The experiment revealed nothing, and Dr. Harper looked chagrined. “I'm sorry, Superman. I honestly have no idea how your eyes could emit beams of infrared radiation under any circumstances. You seem to be focusing your eyes as if to aim; and if your retina could somehow generate converging waves of infrared, your ocular systems would focus it where you are staring, but I don't see how that could be possible. It's been a while since physics class, but I thought converging waves like that didn't occur in nature.”
“So, you're saying that in this place, this world, my heat vision is impossible?”
“Superman, I honestly don't know. I'm guessing. You've obviously got more than just rods and cones in there. The fact that it's not working, and that you're feeling pain and weakness when you try, suggests to me that your body is somehow using an energy source—which I can't begin to understand, by the way—to generate the heat, but something is going wrong and you're unable to transmit it, so you're effectively burning yourself. I'd advise you not to try it too often; you may injure yourself. All I can do is fall back on the basics, Superman—pain usually means you're doing something you shouldn't. Respect the signals your body is sending you. To be perfectly frank, Superman, I think maybe you ought to speak to a physicist.”
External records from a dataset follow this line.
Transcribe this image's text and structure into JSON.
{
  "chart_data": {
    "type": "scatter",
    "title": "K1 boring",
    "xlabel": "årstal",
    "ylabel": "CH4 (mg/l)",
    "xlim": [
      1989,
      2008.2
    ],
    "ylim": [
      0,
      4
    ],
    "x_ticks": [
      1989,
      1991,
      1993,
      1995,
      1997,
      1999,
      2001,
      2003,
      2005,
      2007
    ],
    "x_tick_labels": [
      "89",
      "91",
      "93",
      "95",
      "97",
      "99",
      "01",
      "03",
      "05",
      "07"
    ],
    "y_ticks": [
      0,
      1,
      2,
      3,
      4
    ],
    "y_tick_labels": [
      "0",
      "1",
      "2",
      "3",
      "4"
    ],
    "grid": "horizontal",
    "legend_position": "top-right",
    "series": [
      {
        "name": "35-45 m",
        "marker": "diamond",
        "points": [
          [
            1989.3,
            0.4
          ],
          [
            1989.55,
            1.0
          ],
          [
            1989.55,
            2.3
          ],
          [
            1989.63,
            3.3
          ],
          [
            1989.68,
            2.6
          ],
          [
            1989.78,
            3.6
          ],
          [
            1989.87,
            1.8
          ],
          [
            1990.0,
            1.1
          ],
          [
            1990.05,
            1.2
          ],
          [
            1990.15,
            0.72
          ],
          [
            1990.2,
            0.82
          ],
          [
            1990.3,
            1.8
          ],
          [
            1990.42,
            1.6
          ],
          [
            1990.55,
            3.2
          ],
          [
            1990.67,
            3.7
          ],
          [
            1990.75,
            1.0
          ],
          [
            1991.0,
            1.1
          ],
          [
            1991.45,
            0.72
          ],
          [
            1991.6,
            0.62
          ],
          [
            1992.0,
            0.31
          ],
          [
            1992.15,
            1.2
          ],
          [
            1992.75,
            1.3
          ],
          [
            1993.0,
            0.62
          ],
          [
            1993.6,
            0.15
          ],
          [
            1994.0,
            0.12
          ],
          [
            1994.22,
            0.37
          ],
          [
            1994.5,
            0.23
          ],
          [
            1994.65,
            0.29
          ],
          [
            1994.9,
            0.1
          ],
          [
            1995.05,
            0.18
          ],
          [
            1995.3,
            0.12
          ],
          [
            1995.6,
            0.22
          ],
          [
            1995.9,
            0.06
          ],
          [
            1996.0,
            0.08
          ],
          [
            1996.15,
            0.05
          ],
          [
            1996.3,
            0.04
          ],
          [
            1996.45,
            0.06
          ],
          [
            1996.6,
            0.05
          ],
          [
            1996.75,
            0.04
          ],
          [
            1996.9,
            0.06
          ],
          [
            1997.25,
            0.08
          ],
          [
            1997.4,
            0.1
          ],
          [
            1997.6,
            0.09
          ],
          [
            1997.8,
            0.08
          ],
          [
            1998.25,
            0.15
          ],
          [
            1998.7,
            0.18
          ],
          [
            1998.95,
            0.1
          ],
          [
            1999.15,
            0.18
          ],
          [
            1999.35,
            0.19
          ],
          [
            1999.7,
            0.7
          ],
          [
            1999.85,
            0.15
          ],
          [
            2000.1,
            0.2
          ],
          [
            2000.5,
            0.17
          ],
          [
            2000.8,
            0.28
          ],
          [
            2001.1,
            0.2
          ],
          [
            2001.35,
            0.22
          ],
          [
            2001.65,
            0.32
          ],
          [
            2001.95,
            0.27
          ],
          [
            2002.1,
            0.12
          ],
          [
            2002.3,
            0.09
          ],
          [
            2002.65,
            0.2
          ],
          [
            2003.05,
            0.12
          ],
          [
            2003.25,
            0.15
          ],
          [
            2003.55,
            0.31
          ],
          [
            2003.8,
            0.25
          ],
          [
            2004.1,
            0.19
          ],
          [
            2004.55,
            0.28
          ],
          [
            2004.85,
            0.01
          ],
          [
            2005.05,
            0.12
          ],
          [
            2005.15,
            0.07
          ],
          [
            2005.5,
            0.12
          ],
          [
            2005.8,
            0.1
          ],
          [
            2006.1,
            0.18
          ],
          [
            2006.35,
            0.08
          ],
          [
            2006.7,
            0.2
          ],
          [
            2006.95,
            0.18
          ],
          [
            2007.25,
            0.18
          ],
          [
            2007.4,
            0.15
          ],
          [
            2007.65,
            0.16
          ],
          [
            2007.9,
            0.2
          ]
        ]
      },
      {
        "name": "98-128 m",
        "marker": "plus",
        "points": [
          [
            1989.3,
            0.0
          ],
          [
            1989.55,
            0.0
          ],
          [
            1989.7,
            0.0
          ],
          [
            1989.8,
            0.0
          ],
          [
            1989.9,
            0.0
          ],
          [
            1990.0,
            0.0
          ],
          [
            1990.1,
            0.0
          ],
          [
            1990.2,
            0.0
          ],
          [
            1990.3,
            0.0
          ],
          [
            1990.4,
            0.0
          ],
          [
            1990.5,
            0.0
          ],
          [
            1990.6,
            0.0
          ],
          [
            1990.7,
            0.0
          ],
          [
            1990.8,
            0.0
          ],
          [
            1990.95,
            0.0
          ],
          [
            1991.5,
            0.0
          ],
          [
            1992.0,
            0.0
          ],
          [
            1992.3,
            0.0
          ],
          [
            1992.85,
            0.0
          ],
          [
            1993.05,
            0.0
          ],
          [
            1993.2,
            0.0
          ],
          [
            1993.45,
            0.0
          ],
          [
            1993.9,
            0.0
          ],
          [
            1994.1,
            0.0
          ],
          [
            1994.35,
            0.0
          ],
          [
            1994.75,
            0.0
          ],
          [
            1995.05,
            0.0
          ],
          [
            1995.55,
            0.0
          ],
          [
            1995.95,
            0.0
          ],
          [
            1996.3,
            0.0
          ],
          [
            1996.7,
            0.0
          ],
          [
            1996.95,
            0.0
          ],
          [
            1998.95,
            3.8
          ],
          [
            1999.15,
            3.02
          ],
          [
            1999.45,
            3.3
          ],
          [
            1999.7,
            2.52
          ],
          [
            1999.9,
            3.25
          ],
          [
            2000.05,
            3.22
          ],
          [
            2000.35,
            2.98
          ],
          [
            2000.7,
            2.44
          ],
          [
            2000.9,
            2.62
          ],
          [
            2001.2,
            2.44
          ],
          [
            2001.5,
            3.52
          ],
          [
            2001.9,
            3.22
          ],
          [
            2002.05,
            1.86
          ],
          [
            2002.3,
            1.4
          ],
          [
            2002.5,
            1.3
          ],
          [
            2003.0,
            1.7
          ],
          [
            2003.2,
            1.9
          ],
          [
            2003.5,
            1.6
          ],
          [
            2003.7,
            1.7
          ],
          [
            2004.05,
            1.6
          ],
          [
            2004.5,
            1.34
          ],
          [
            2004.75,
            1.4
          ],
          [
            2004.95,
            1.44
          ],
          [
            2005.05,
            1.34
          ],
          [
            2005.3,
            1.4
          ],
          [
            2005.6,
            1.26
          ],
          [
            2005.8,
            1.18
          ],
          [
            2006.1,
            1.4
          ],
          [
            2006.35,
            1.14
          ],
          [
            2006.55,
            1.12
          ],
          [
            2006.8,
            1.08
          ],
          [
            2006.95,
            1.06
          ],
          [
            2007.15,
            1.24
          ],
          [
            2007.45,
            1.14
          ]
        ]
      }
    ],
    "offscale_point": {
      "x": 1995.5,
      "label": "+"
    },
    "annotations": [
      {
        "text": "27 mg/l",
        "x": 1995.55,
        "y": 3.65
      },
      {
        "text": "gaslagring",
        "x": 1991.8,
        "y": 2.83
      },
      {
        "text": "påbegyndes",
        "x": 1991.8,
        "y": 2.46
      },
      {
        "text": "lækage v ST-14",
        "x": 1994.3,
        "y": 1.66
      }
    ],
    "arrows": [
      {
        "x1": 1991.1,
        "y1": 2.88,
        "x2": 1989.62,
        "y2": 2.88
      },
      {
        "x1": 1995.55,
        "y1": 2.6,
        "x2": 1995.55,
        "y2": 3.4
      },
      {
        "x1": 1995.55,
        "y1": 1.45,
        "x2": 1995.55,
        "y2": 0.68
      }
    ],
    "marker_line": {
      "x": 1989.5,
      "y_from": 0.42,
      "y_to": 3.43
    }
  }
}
“Is that a referral to a specialist?” Clark asked with a grin.
“If you like. I'm sorry I couldn't whip up an instant explanation like you're used to, Superman, but this isn't a comic book and I'm not the world's greatest physician.”
Clark grimaced. “Does everybody know about that?”
The doctor looked sympathetic. “Does everybody in your world know about Santa Claus?”
“That bad, huh?” The doctor nodded. Clark sighed. “I've been avoiding it, but I suppose I ought to look myself up in the library.”
The doctor pursed his lips. “Well, actually…You probably want a comic book store.”